Avec le départ à la retraite de Marylou Rey, c’est une page qui se tourne aujourd’hui pour REISO. La rigueur et l’engagement de celle qui a été rédactrice en chef durant 12 ans ont fait de la revue un organe de référence en Suisse romande.

Marylou depart retraite© AC

« Marylou ? C’est une personne très persévérante, dotée d’une belle ouverture d’esprit ». Si les mots sont ceux de Jean-Pierre Tabin, professeur à la Haute école de travail social et de la santé de Lausanne et contributeur régulier à REISO, ils reviennent souvent dans les propos de celles et ceux qui ont croisé la route de Marylou Rey. « Elle a témoigné d’une vision claire de ce qui était possible et la foi que ça l’était, complète Anne Jacquier-Delaloye. Elle a avancé pas à pas, en trouvant les moyens financiers pour faire vivre la revue sans perdre les objectifs et les valeurs de départ. » La directrice de la Haute école de santé Valais tient à faire part de sa reconnaissance à la journaliste qui quitte aujourd’hui le monde professionnel. « J’ai beaucoup d’estime pour l’engagement dont elle a fait preuve pour passer les hautes vagues du début et tenir sur la durée. Il fallait de l’inventivité, une bonne dose d’optimisme, le tout teinté d’un humanisme indéniable. »

De la ténacité, il lui en aura effectivement fallu. En 2009, la revue électronique ayant succédé au magazine papier Repère Social prend l’eau et son comité envisage de fermer le site. Mais c’est sans compter sur la détermination de Marylou qui met alors toute son énergie pour s’entourer d’un nouveau comité. Elle définit une ligne éditoriale, formule l’ambition de faire de REISO un carrefour entre les acteurs et actrices des domaines social et de santé publique, qu’ils ou elles soient issu·e·s de la recherche, du monde institutionnel ou associatif. Son assiduité paie. En 2013, de nouveaux statuts sont adoptés, et l’audience dépasse les 10'000 visites mensuelles.

Aujourd’hui, REISO est reconnue comme une revue unique en Suisse romande, dont la force réside justement dans son indépendance et son approche interdisciplinaire. « On me demande souvent s’il existe un pendant de REISO en Suisse alémanique, mais je n’en ai jamais trouvé », souligne modestement Marylou Rey.

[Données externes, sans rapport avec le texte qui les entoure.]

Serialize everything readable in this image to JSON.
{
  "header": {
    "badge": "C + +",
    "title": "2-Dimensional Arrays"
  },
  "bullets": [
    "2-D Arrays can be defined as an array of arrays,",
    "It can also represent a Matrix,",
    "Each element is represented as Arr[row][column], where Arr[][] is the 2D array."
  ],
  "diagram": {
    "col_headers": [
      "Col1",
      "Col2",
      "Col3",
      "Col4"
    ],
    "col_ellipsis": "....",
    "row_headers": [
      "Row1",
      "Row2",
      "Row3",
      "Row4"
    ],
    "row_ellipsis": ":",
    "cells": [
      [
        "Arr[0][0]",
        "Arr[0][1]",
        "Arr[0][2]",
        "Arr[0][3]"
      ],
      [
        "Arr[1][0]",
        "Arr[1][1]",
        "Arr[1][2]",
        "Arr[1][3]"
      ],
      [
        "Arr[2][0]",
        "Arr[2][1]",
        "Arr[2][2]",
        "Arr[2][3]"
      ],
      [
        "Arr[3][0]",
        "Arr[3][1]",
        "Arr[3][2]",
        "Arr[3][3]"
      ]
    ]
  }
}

« Marylou adore se marrer »

Née à Sierre, la jeune femme déménage dans la capitale vaudoise lors de ses études en sciences sociales et politiques à l’Université de Lausanne. Inscrite au registre professionnel des journalistes depuis 1983, elle exerce ensuite dans plusieurs titres romands, dont 24 Heures, L’Hebdo et Femina. « C’est là que je l’ai connue, se souvient Virginie Confino. Elle faisait de l'édition et recevait les journalistes dans notre bureau commun pour parler de leur article pendant que je m'occupais des photos pour le magazine. » L’actuelle coordinatrice de REISO se souvient d’une ambiance à la fois joyeuse et sérieuse. « Marylou adore se marrer et a un rire communicatif. Mais elle devient très studieuse quand elle est plongée dans un texte. »

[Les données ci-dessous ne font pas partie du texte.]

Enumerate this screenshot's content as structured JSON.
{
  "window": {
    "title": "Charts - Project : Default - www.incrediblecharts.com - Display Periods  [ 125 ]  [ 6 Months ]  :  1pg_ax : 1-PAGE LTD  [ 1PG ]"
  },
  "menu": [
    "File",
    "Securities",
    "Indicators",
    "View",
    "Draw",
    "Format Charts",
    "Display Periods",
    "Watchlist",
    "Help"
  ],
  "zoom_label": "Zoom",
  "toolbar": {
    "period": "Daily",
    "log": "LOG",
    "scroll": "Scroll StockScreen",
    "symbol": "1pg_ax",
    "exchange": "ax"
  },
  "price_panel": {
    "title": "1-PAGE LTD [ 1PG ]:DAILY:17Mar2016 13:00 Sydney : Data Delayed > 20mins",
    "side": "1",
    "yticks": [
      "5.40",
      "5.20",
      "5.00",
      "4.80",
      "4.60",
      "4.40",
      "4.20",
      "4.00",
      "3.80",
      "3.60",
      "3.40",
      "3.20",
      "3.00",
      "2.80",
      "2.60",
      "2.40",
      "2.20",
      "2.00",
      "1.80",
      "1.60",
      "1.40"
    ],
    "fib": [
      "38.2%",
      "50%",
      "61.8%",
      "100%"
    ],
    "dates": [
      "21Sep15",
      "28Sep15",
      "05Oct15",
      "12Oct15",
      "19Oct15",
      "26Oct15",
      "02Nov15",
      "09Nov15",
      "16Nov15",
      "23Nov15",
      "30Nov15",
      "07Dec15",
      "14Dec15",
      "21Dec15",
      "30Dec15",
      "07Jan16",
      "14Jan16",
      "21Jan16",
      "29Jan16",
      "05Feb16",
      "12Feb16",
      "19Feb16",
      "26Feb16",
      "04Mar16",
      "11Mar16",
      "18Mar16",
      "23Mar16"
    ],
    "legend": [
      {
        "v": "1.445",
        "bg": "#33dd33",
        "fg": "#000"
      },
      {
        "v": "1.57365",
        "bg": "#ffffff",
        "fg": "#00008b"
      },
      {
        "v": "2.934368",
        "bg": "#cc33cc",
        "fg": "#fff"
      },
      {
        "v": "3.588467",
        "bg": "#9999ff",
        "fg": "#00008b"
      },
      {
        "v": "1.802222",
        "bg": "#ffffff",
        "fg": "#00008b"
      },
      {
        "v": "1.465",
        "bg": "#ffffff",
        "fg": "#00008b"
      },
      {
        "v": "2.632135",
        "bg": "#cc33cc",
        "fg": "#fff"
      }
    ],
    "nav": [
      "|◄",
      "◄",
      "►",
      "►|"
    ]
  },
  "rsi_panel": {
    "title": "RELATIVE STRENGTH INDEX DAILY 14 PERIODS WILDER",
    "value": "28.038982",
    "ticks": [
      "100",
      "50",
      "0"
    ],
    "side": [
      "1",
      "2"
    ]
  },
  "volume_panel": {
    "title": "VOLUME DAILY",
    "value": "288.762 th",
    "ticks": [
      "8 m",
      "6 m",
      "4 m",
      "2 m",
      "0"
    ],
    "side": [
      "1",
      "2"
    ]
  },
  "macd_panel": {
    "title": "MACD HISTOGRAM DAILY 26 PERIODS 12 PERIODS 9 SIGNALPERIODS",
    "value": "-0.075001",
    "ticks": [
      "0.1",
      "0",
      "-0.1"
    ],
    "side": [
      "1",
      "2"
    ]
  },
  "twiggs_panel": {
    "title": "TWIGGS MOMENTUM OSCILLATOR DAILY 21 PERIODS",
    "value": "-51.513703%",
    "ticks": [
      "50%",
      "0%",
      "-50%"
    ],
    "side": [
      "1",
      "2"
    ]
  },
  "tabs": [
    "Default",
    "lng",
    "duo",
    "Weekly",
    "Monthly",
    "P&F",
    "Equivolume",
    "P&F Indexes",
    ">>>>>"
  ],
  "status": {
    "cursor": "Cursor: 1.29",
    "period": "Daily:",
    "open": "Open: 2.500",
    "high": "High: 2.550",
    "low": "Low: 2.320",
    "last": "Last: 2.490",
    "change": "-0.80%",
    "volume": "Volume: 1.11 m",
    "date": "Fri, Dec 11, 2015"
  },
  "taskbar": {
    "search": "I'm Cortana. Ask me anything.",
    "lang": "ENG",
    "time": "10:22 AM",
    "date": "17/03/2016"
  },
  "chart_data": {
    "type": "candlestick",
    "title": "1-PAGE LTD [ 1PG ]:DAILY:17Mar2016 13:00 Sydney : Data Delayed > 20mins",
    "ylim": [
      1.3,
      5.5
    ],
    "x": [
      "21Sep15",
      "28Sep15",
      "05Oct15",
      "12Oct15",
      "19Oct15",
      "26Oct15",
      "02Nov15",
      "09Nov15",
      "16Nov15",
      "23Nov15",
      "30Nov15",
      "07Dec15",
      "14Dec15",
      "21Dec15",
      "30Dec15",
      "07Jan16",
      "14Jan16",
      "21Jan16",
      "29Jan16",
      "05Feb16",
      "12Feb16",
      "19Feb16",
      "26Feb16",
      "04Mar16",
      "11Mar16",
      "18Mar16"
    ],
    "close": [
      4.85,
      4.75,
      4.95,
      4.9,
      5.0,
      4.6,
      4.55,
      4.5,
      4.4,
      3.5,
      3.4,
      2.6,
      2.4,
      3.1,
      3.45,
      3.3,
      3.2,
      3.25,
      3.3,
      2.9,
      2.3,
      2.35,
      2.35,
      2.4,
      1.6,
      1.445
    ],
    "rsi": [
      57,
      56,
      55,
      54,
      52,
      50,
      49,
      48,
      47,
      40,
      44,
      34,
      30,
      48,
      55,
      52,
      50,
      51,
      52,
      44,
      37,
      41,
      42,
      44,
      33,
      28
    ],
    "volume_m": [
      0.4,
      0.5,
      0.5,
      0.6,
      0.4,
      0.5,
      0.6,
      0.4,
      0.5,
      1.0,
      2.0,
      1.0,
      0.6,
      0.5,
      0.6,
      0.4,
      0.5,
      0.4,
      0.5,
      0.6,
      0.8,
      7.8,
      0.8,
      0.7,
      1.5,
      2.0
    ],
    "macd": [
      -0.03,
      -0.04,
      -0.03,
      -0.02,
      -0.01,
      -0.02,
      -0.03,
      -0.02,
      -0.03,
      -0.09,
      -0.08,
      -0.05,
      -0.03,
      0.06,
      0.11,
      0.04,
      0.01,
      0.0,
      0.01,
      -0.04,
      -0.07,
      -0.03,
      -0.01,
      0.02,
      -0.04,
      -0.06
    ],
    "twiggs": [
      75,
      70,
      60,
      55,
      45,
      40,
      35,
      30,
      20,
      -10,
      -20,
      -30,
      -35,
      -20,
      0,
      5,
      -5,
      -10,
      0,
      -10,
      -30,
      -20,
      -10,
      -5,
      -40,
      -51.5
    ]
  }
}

Cette activité d’édition aura été au centre de son travail. « Elle adorait sa fonction, bien qu'elle soit dans l'ombre, poursuit Virginie Confino. Elle avait à cœur de mettre en valeur le texte des auteurs et autrices, en espérant ne pas les froisser avec ses suggestions de corrections. » Tout au long de ses douze ans à la tête de la revue, Marylou Rey aura donc inlassablement agi hors du feu des projecteurs. « Il y a un énorme effort invisible qui est accompli pour que ça marche », confirme Gilberte Voide-Crettenand. Représentante de Santé sexuelle suisse au comité de REISO de la première heure et jusqu’à l’an passé, elle complète : « Grâce à l’accompagnement caché qu’elle a offert à des contributeurs et contributrices peu rompu·e·s à l’écriture, elle a participé à augmenter le partage de connaissances. Sans ce coaching, certain·e·s auraient sans doute renoncé. »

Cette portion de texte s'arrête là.